Get robust protein-level summary based on unique and shared peptides
getWeightedProteinSummary.Rd
Get robust protein-level summary based on unique and shared peptides
Usage
getWeightedProteinSummary(
feature_data,
norm = "p_norm",
norm_parameter = 1,
weights_mode = "contributions",
tolerance = 0.1,
max_iter = 10,
initial_summary = "unique",
weights_penalty = FALSE,
weights_penalty_param = 0.1,
save_weights_history = FALSE,
save_convergence_history = FALSE
)
Arguments
- feature_data
data.table in MSstatsTMT format. See also the Details section
- norm
"p_norm" or "Huber"
- norm_parameter
p for norm=="p_norm", M for norm=="Huber"
- weights_mode
"contributions" for "sum to one" and "non-negative" conditions, "probabilities" for only "non-negative" condition.
- tolerance
tolerance to indicate weights convergence
- max_iter
maximum number of iteration of the procedure
- initial_summary
"unique", "flat" or "flat unique"
- weights_penalty
if TRUE, weights will be penalized for deviations from equal value for all proteins matching to a given PSM
- weights_penalty_param
penalty parameter
- save_weights_history
logical, if TRUE, weights from all iterations will be returned
- save_convergence_history
logical, if TRUE, all differences between consecutive weights estimator from all iterations will be returned
Value
list of data frames with summary and other information. See the Details section for more information
Details
1. Input format: this function takes as input data in MSstatsTMT format,
which is a data frame with columns ProteinName, PeptideSequence, Charge,
PSM (equal to PeptideSequence and Charge separated by an underscore),
Channel, Intensity, Run and annotation columns: BioReplicate, Condition,
Mixture, and TechRepMixture. Additionally, we use two columns:
log2IntensityNormalized and Cluster. The first column stores log-transformed
normalized intensities (which can be obtained with normalizeSharedPeptides
function).
If this column is not provided, data will be normalized before summarization.

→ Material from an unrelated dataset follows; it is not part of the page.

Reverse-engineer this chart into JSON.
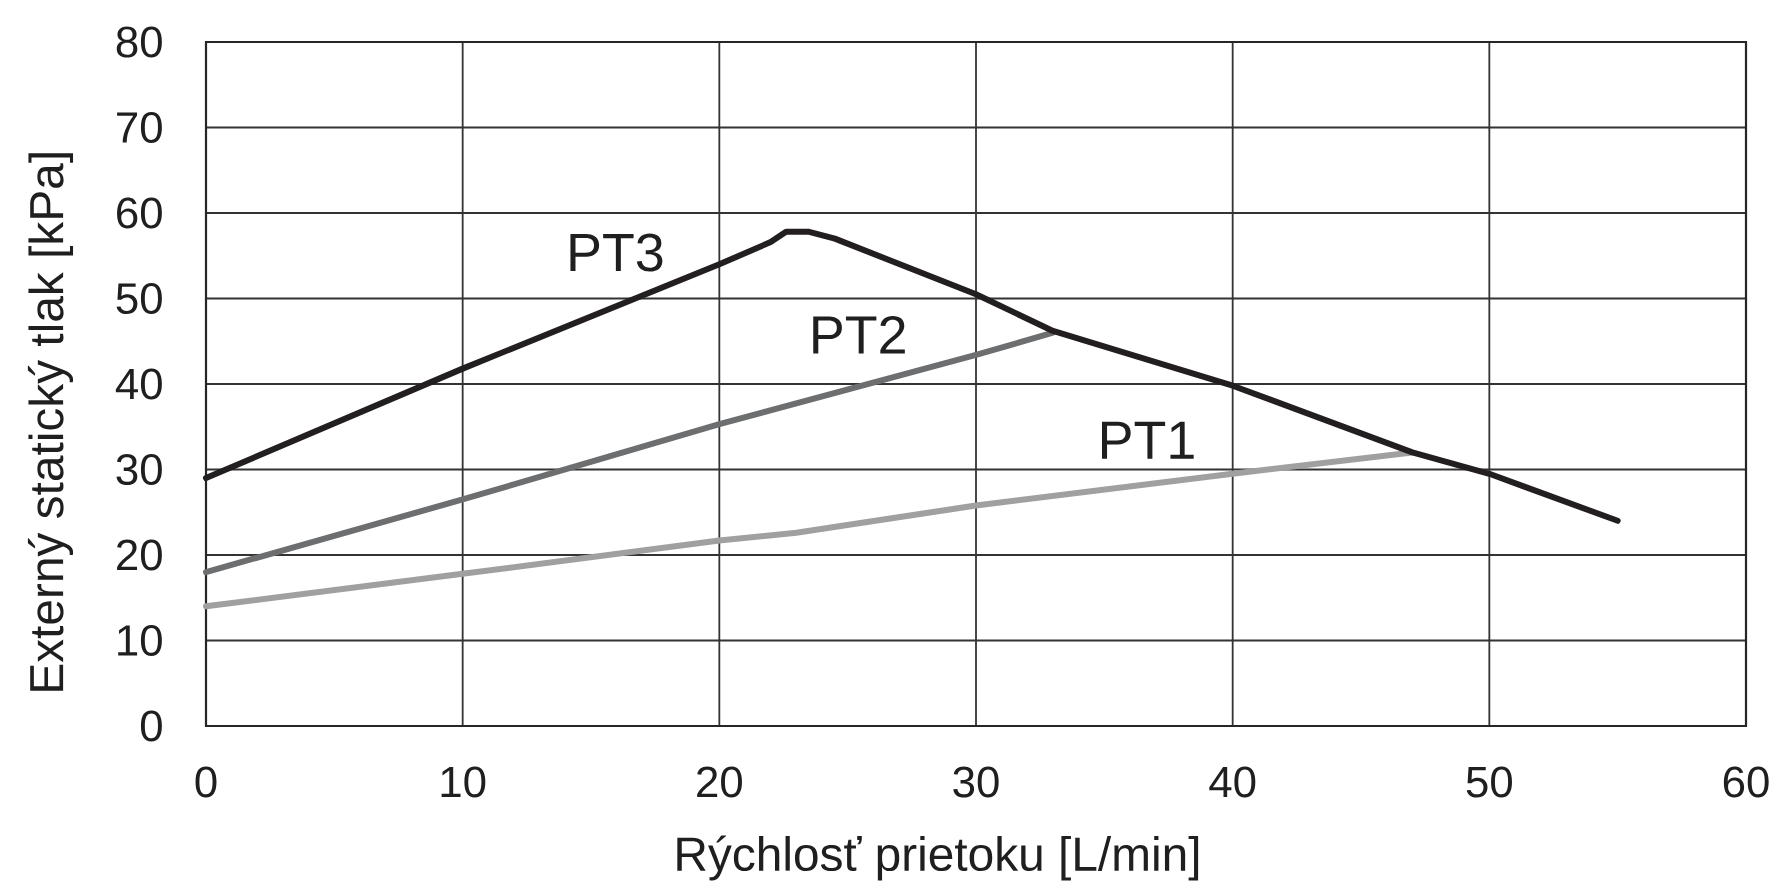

The second column stores information about connected sub-graphs of the
peptide-protein graph. This column can be added with addClusterMembership
function or
omitted. In the second case, this information will be added before summarization.
2. Output format: an S4 object of class "MSstatsWeightedSummary" which consists of the following items:
FeatureLevelData:feature-level (input) data
ProteinLevelData:protein-level (summarized) output data
Weights:a table of final peptide-protein Weights
ConvergenceSummary:table with information about convergence for each Cluster and Run
WeightsHistory:optional data.table of Weights from all iterations of fitting algorithm
ConvergenceHistory:optional data.table with sums of absolute values of differences between Weights from consecutive iteration
Elements of this object can be accessed with functions
featureData
, proteinData
,
featurWeights
, convergenceSummary
,
weightsHistory
, convergenceHistory
For statistical details about the method, please consult the vignette.